C was a great low-level language - for the PDP-11
C was a great low-level language - for the PDP-11
Posted Feb 15, 2021 9:46 UTC (Mon) by anton (subscriber, #25547)In reply to: C was a great low-level language - for the PDP-11 by sdalley
Parent article: Python cryptography, Rust, and Gentoo
The referenced article is not particularly good, just a hodgepodge of pet peeves.
As for the complexity of gcc and clang/LLVM, it is an indication that they have too much budget and want to produce good benchmark results (at the cost of worse usability) to justify that (admittedly they are also doing things that help usability, but they could do that without doing the other nonsense).
As for flat memory and caches (and, mentioned in the paper, cache coherency protocols), that is indeed hardware architecture for speeding up existing software written for a simple memory model, plus being able to run processes with large memory needs. Hardware architects needed a long time to get here, and tried to throw the complexity over to programmers the whole time (and are still doing it, with weak memory consistency): Instead of caches, they wanted us to manage fast memory by software, with the most recent instance being the SPEs of the Cell Broadband Engine (used in the PlayStation 3). Instead of somewhat consistent shared memory, they would rather have given us distributed memory, with software managing the transfer of data from remote to local memory before processing (supercomputers still have this). All this would make general-purpose programming so much harder that the alternatives with more complex hardware won out. So the architectures provide at least single-threaded programs with a "flat" memory model, and a language that reflects that memory model with, e.g., address arithmetic is a sensible low-level language for that (but note taht C as understood by the gcc and clang maintainers is not such a language).

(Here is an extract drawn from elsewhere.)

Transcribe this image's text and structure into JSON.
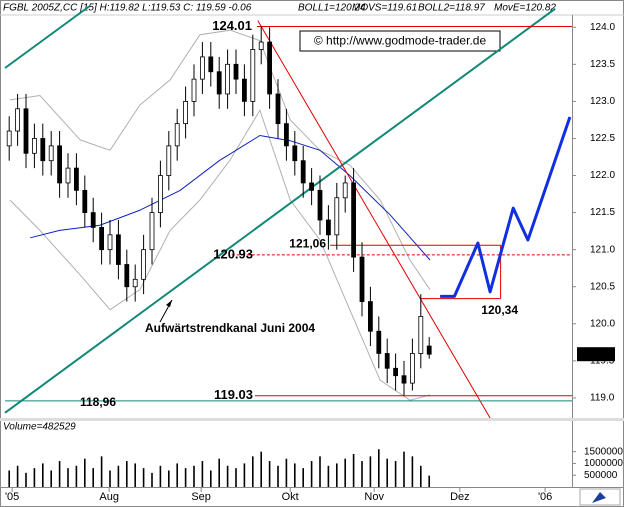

Segments are what I first thought of when you mentioned "flat memory". This has been pretty much eliminated as architectural (mis)feature (and where it is present, it has not been used for a while); having it in an architecture costs extra hardware, and costs extra in software. As to how a low-level language would look that supports it, look at the C standard; it includes many restrictions that cater for these kinds of architectures; and these days the gcc and clang maintainers use these restrictions as justification for miscompiling programs on architectures with flat memory.

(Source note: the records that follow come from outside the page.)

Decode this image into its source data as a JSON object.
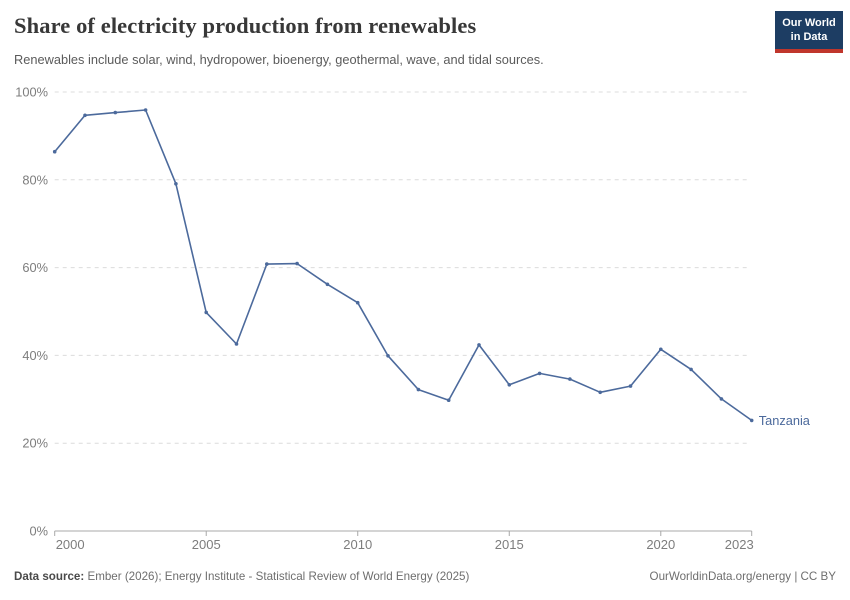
{
  "header": {
    "title": "Share of electricity production from renewables",
    "subtitle": "Renewables include solar, wind, hydropower, bioenergy, geothermal, wave, and tidal sources.",
    "logo": {
      "line1": "Our World",
      "line2": "in Data"
    }
  },
  "footer": {
    "datasource_label": "Data source:",
    "datasource_text": " Ember (2026); Energy Institute - Statistical Review of World Energy (2025)",
    "right_credit": "OurWorldinData.org/energy | CC BY"
  },
  "colors": {
    "line": "#4c6a9c",
    "entity_label": "#4c6a9c",
    "grid": "#dcdcdc",
    "axis": "#a8a8a8",
    "tick_text": "#7d7d7d",
    "logo_bg": "#1d3d63",
    "logo_red": "#c0362c"
  },
  "chart_data": {
    "type": "line",
    "title": "Share of electricity production from renewables",
    "subtitle": "Renewables include solar, wind, hydropower, bioenergy, geothermal, wave, and tidal sources.",
    "xlabel": "",
    "ylabel": "",
    "xlim": [
      2000,
      2023
    ],
    "ylim": [
      0,
      100
    ],
    "x_ticks": [
      2000,
      2005,
      2010,
      2015,
      2020,
      2023
    ],
    "y_ticks": [
      0,
      20,
      40,
      60,
      80,
      100
    ],
    "y_tick_suffix": "%",
    "grid": "horizontal-dashed",
    "legend_position": "inline-end-of-line",
    "x": [
      2000,
      2001,
      2002,
      2003,
      2004,
      2005,
      2006,
      2007,
      2008,
      2009,
      2010,
      2011,
      2012,
      2013,
      2014,
      2015,
      2016,
      2017,
      2018,
      2019,
      2020,
      2021,
      2022,
      2023
    ],
    "series": [
      {
        "name": "Tanzania",
        "color": "#4c6a9c",
        "values": [
          86.4,
          94.7,
          95.3,
          95.9,
          79.1,
          49.8,
          42.6,
          60.8,
          60.9,
          56.2,
          52.0,
          39.9,
          32.2,
          29.8,
          42.4,
          33.3,
          35.9,
          34.6,
          31.6,
          33.0,
          41.4,
          36.8,
          30.1,
          25.2
        ]
      }
    ]
  }
}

As for register renaming (vs. "fixed registers"), Intel has spent billions on IA-64 aka Itanium based on the idea that compilers could rename "fixed registers" and reorder instructions better than the hardware can. In the end it turned out that the hardware with register renaming performs better for most software. The IA-64 approach would also have required more complex compilers to perform well, and the Itanium CPUs are also quite power-hungry even without a register renamer.
Vectors as first-class objects: Look at APL, J, or FP, although I would not call these languages low-level. Still, Backus was not pleased with architecture and programming languages and proposed FP as an alternative programming model. But despite Backus' standing and his high-profile presentation of his critique and alternative, FP/FL have not seen mainstream success nor taken the functional programming community by storm.
On a completely different track, you can look at GNU C's vector extensions, which is pretty low-level.
As for threads, we have seen SMT in mainstream CPUs since 2002 and multi-core CPUs in the mainstream since 2005. The low-level approaches to that have been pthreads and the C++ memory model, but they are hard to program with. By contrast, Unix pipes (a high-level concept) lets me use multiple cores or hardware threads without particular effort (but typically only for rather limited amounts of parallelism).
Occam is a programming language for programming distributed-memory multiprocessors (but even on shared-memory machines, each thread could get its private memory, limiting the memory ordering headaches to the implementation of communications). I think that one other thing that the transputers and Occam did right was to make thread creation, destruction and communications very cheap, so finding the right granularity of parallel processing was not as critical as on current mainstream stuff. Still, I don't see these aspects of Occam being picked up in the mainstream, so maybe they are not as important as I think.
Overall, the problem of making good use of many threads with little burden on the programmers is still unsolved, and that's why architectures with lots of slow threads have not found mainstream success.